Letter from Edinburgh - Friday 23rd June 2017


How does government change the delivery of education? Or maybe a better question is, should it?

For understandable reasons the Scottish government is worried. Scotland’s educational standard has been falling. Successive international studies that compare results on subjects such as maths and look at writing and arithmetic show some worrying trends. 

Nicola Sturgeon has declared that closing the gap between rich and poor children’s school performance is her main domestic priority. But it will take more than a year.

Last week ministers launched the Education Governance: Next Steps proposals. This needs to be about properly supporting schools. Yes, some of that is financial. Out local council in common with others across Scotland have faced cash pressures. That means fewer classroom assistants, ASN support and not enough teachers in our schools.

But this is more than just money. There are many good things going on in Shetland. Many of these things happen quietly and effectively. For instance, helping the transition for young people between primary and secondary school. The Shetland Learning Partnership has been excellent with young people gaining workplace and college experience in engineering, care skills and construction.

Curriculum for Excellence – what and how young people are taught – has been particularly challenging for everyone. Its implementation since 2010 has been less than perfect. Guidance for teachers has been repeatedly chopped and changed.

Parliament’s education committee found out that 20,000 pages of guidance were given to teachers and schools. Far too much. Teachers demanded clarity, simplicity and a sense of direction in what they are teaching and how to teach it. The latest EIS union survey on teacher workload suggests there is still much to do.

So any educational reform must start at school level, not with an endless debate about structures. What happens in the classroom really matters. Teachers and schools need space to work with other teachers and schools. For example, curriculum development in science can be helped by good teaching ideas from neighbouring schools or education authorities. Shetland education works with others across the north of Scotland, including Orkney. That makes sense.

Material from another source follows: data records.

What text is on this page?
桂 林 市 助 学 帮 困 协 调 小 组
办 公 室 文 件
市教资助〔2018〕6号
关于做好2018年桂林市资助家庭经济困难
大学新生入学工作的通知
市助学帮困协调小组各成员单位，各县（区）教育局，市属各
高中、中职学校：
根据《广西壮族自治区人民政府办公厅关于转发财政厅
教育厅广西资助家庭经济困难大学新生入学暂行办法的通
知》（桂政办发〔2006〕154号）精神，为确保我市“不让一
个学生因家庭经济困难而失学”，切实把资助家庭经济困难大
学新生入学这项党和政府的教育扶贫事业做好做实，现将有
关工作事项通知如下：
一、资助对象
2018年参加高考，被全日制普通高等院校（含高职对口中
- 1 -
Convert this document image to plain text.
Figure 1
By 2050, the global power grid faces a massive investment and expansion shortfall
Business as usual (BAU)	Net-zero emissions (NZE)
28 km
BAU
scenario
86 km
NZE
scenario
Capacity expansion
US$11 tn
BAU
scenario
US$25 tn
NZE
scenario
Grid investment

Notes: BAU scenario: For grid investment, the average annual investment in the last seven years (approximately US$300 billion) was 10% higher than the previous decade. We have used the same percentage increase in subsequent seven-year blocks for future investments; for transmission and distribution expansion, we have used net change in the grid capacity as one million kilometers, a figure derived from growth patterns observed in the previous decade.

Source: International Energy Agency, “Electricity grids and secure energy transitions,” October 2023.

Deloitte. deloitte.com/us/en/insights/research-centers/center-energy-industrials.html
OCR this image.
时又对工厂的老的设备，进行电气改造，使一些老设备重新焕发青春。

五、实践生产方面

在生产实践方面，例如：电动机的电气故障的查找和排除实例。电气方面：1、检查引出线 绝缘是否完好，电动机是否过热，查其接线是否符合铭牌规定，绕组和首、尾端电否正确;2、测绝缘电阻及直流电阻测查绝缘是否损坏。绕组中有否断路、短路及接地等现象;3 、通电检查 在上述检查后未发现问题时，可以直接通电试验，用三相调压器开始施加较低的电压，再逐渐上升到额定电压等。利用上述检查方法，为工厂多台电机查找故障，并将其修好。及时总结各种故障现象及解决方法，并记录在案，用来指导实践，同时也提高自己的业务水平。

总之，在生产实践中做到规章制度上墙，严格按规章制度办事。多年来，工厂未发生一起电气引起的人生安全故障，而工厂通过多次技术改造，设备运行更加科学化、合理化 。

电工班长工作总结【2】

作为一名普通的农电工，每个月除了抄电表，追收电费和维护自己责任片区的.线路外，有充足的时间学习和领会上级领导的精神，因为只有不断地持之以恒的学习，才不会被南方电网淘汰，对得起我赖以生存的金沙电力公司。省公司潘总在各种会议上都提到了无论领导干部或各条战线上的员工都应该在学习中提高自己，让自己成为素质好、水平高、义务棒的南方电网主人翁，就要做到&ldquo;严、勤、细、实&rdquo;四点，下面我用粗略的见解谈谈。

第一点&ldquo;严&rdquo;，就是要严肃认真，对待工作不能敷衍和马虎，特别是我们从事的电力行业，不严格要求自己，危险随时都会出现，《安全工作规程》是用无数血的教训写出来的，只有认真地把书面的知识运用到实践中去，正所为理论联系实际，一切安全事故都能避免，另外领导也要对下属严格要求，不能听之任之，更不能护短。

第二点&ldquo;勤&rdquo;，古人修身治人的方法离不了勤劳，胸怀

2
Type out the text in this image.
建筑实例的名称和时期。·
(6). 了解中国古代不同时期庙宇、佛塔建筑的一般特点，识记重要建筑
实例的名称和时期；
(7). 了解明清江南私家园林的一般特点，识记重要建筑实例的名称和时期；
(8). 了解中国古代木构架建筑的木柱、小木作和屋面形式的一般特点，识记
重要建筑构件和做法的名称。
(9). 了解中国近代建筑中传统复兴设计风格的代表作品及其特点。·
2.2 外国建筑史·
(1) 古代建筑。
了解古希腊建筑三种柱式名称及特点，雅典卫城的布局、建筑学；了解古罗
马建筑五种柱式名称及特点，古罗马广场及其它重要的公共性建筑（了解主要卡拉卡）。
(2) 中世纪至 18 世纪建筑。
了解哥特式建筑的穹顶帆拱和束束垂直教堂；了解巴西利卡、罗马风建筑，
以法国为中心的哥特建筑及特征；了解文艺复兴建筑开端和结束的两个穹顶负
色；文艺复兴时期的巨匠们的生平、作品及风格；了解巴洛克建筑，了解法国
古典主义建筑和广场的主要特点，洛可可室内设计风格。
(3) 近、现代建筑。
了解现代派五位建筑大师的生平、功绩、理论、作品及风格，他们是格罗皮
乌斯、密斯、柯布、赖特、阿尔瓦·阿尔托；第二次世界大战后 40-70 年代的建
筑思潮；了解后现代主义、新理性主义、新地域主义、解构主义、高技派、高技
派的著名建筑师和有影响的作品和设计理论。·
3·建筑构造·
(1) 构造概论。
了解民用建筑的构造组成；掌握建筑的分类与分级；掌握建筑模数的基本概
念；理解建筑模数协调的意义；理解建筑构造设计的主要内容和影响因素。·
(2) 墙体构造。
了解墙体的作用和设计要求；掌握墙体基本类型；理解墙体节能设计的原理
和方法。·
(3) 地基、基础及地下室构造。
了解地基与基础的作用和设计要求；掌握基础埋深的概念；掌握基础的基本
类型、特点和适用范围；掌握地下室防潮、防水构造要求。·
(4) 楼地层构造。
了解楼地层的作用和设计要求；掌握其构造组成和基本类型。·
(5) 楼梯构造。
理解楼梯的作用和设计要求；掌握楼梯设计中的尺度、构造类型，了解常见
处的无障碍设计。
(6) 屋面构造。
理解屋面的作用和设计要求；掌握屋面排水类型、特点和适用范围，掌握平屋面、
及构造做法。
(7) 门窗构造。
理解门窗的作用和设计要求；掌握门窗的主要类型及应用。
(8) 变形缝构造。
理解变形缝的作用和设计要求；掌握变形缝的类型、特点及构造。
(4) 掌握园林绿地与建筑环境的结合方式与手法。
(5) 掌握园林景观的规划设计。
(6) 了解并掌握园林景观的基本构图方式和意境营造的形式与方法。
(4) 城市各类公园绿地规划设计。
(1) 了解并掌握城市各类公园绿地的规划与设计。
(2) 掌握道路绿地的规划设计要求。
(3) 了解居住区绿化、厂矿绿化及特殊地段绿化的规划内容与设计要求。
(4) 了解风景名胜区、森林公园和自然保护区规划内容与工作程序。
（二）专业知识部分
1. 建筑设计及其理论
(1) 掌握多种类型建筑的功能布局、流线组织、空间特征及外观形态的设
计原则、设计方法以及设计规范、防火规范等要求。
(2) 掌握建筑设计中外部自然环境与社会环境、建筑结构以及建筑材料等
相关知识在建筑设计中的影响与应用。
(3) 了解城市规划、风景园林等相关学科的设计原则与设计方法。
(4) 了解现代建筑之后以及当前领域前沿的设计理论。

Social factors influence pupils’ performance. No analysis of education can ignore families that are coping with low paid or precarious employment, or no job at all. All that has inevitable and obvious consequences.

The proposals need to allow schools to flourish by recognising and responding to the pressures they face. Any reform needs to be about encouraging teachers to teach, without promotion paths and an ability to lead subject area development.

Above all, any reform must be about making schools the places that young people learn skills that can equip them for the world they all face.